With vaccinations lagging, the new delta variant is gaining ground. North Carolina health officials reported on Thursday that there had been 3,268 new cases of COVID-19 in the state, the most since February. On Friday, the state Department of Health and Human Services reported 81 new cases and an additional COVID death in Forsyth County.
Berger’s not alone. One of our U.S. senators, Republican Thom Tillis, has sent an email of his own pooh-poohing the CDC’s directives.
“I am deeply concerned that the Biden administration’s contradictory decision will cause even more vaccine hesitancy, giving many Americans the false impression that the vaccines are not as effective as they were originally told,” Tillis said in the Tuesday statement.

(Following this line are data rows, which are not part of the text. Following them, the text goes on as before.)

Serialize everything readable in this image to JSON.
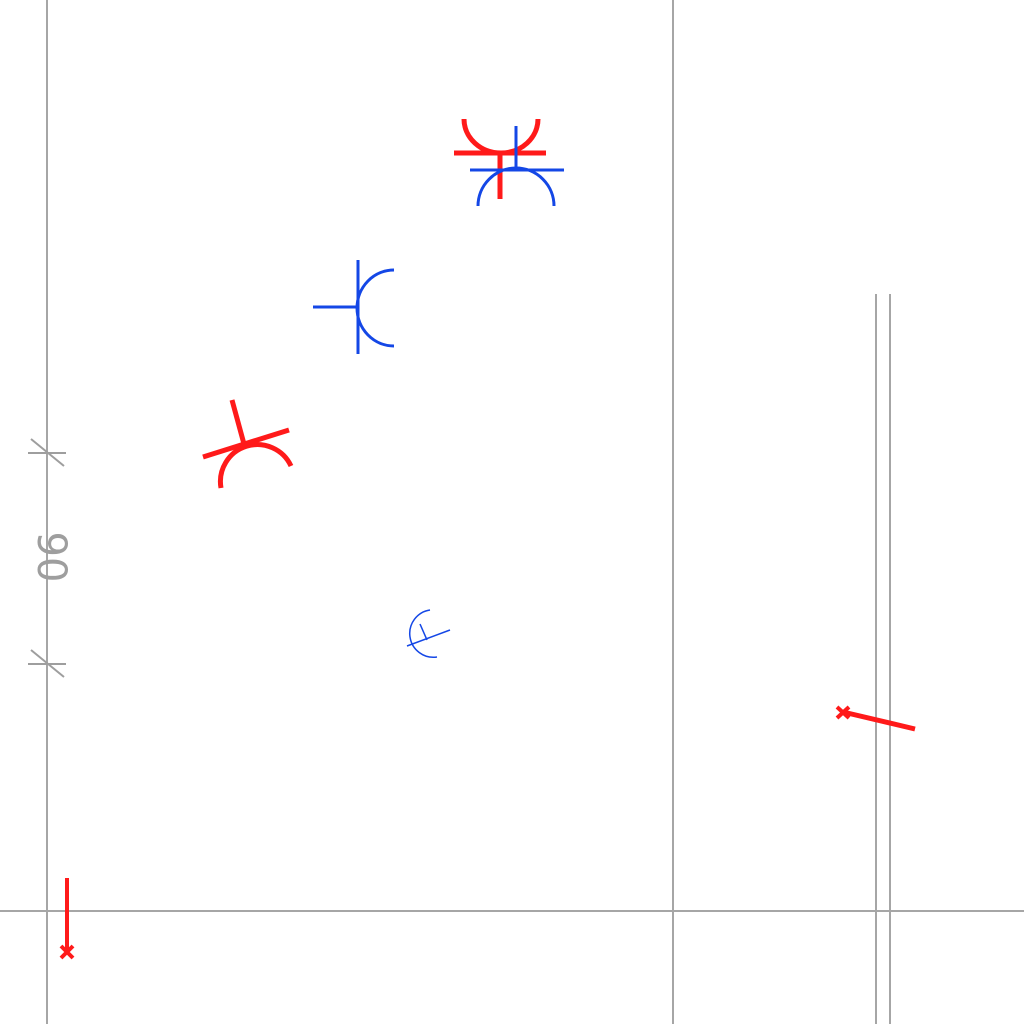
{
  "dimension": {
    "label": "90",
    "color": "#9e9e9e"
  },
  "colors": {
    "guide": "#a6a6a6",
    "symbol_red": "#ff1a1a",
    "symbol_blue": "#1447e6"
  },
  "symbols": [
    {
      "name": "arc-junction",
      "color": "red"
    },
    {
      "name": "arc-junction",
      "color": "blue"
    },
    {
      "name": "arc-junction",
      "color": "blue"
    },
    {
      "name": "arc-junction",
      "color": "red"
    },
    {
      "name": "arc-junction",
      "color": "blue"
    }
  ],
  "markers": [
    {
      "name": "point-marker-stick",
      "color": "red"
    },
    {
      "name": "point-marker-stick",
      "color": "red"
    }
  ]
}
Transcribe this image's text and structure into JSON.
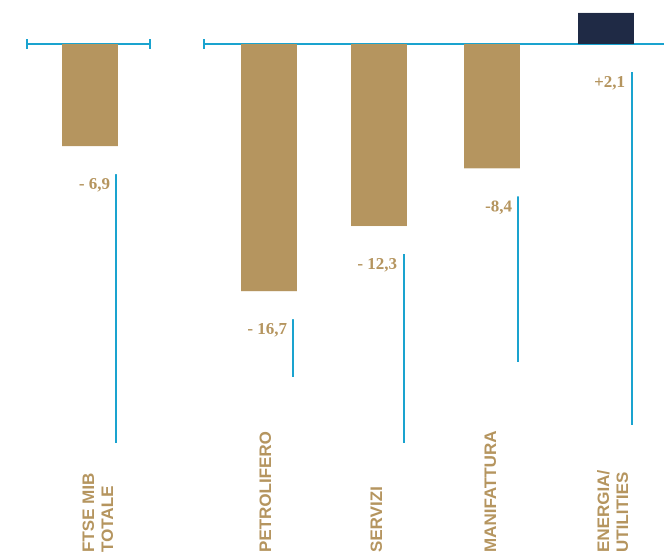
{
  "chart_data": {
    "type": "bar",
    "categories": [
      {
        "lines": [
          "FTSE MIB",
          "TOTALE"
        ]
      },
      {
        "lines": [
          "PETROLIFERO"
        ]
      },
      {
        "lines": [
          "SERVIZI"
        ]
      },
      {
        "lines": [
          "MANIFATTURA"
        ]
      },
      {
        "lines": [
          "ENERGIA/",
          "UTILITIES"
        ]
      }
    ],
    "values": [
      -6.9,
      -16.7,
      -12.3,
      -8.4,
      2.1
    ],
    "value_labels": [
      "- 6,9",
      "- 16,7",
      "- 12,3",
      "-8,4",
      "+2,1"
    ],
    "ylim": [
      -25,
      3
    ],
    "grid": false,
    "legend": "none"
  },
  "colors": {
    "bar_negative": "#b5955f",
    "bar_positive": "#1f2a45",
    "axis": "#1aa3cf",
    "label_text": "#b5955f"
  }
}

The CDC’s advice has changed because circumstances have changed. The delta variant is taking hold because not enough Americans have gotten vaccinated.
And the best ways to cut the variant at its roots — and keep the economy open — are to get vaccinated and wear masks, even if you’ve already been vaccinated.
Tillis, incidentally, is not the most credible messenger on masks. In September 2020, he preached the gospel of wearing masks and then went without one during a function at the Trump White House. Tillis said was sorry — just as he’d said he was sorry the month before, for not wearing a mask during a Trump speech at the White House. In October, Tillis became infected with the virus.
Not to be outdone, GOP Senate candidate Mark Walker of Greensboro chimed in with a tweet protesting the CDC guidelines (“Liberty has a threshold”).
Bottom line: Whom are you going to trust: the CDC and state and local health officials, or a fundraising email from a politician that’s larded with partisan rhetoric?